RE: [PATCH 1/1] swiotlb: Track and report io_tlb_used high water mark in debugfs

From: Dexuan Cui
Date: Wed Mar 22 2023 - 10:10:41 EST


> From: Michael Kelley (LINUX) <mikelley@xxxxxxxxxxxxx>
> Sent: Monday, February 27, 2023 8:42 AM
> ...
> diff --git a/kernel/dma/swiotlb.c b/kernel/dma/swiotlb.c
> @@ -76,6 +76,9 @@ struct io_tlb_slot {
> static unsigned long default_nslabs = IO_TLB_DEFAULT_SIZE >> IO_TLB_SHIFT;
> static unsigned long default_nareas;
>
> +static atomic_long_t total_used = ATOMIC_LONG_INIT(0);
> +static atomic_long_t used_hiwater = ATOMIC_LONG_INIT(0);
> ...
> @@ -594,6 +597,7 @@ static int swiotlb_do_find_slots(struct device *dev, int
> area_index,
> unsigned long flags;
> unsigned int slot_base;
> unsigned int slot_index;
> + unsigned long old_hiwater, new_used;
> ...
> @@ -663,6 +667,14 @@ static int swiotlb_do_find_slots(struct device *dev, int
> area_index,
> area->index = 0;
> area->used += nslots;
> spin_unlock_irqrestore(&area->lock, flags);
> +
> + new_used = atomic_long_add_return(nslots, &total_used);
> + old_hiwater = atomic_long_read(&used_hiwater);
> + do {
> + if (new_used <= old_hiwater)
> + break;
> + } while (!atomic_long_try_cmpxchg(&used_hiwater, &old_hiwater,
> new_used));

Here 'old_hiwater' is not updated in the loop, which looks suspicious to me.
Imagine the below scenario:

Initially total_used is 0, used_hiwater is 0.

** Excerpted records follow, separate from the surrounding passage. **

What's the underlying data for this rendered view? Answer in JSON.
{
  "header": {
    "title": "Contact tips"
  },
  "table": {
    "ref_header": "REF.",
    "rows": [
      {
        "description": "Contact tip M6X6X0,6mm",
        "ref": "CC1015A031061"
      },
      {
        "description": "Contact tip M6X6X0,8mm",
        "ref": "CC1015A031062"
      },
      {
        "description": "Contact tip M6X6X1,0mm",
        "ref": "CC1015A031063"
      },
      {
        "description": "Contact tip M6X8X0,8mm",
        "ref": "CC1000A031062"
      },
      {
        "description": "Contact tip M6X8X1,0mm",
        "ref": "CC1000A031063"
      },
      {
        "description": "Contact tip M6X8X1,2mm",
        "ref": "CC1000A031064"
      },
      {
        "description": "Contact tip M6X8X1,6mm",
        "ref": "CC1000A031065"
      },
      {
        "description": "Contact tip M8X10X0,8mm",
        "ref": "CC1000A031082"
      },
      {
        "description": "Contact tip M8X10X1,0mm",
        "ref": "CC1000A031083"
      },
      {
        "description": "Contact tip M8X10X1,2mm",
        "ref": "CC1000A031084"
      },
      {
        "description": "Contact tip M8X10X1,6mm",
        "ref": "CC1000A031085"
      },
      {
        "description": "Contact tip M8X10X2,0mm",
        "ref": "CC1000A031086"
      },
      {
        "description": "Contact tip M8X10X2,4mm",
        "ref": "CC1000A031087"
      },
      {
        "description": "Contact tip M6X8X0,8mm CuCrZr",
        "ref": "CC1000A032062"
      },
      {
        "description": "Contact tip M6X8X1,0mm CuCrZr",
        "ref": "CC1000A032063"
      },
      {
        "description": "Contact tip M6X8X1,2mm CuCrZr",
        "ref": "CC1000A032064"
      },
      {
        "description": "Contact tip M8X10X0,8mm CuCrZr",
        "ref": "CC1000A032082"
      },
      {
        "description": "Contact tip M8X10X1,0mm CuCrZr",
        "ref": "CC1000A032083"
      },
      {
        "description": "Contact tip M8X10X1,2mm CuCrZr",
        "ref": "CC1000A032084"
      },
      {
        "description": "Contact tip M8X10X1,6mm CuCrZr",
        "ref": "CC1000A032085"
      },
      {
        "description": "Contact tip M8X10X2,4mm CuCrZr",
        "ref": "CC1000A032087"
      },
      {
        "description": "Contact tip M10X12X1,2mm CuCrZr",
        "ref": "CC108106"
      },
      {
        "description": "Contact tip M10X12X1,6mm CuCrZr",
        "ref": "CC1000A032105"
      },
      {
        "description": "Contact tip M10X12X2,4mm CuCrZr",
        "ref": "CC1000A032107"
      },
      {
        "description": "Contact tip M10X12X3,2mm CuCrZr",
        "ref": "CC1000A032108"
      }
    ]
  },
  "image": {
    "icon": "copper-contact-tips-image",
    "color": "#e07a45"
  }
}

Thread A: total_used = 10; new_used = 10; old_hiwater = 0;
Thread B: total_used = 20; new_used = 20; old_hiwater = 0;

Thread A enters the 'do' loop:
used_hiwater is 0; old_hiwater is 0, so used_hiwater = 10, and we
exit from the loop.

Thread B enters the 'do' loop:
new_used is 20, old_hiwater *always* is 0, used_hiwater is 10;
because used_hiwater always doesn't equal old_hiwater,
atomic_long_try_cmpxchg() always returns 0, and we get stuck in
the loop forever.

I think the line
+ old_hiwater = atomic_long_read(&used_hiwater);
should be moved into the loop to resolve the issue.

> +static int io_tlb_hiwater_set(void *data, u64 val)
> +{
> + /* Write of any value resets high water mark to zero */

Maybe it's better if we return -EINVAL when 'val' isn't 0 ?

> + atomic_long_set(&used_hiwater, 0);
> + return 0;
> +}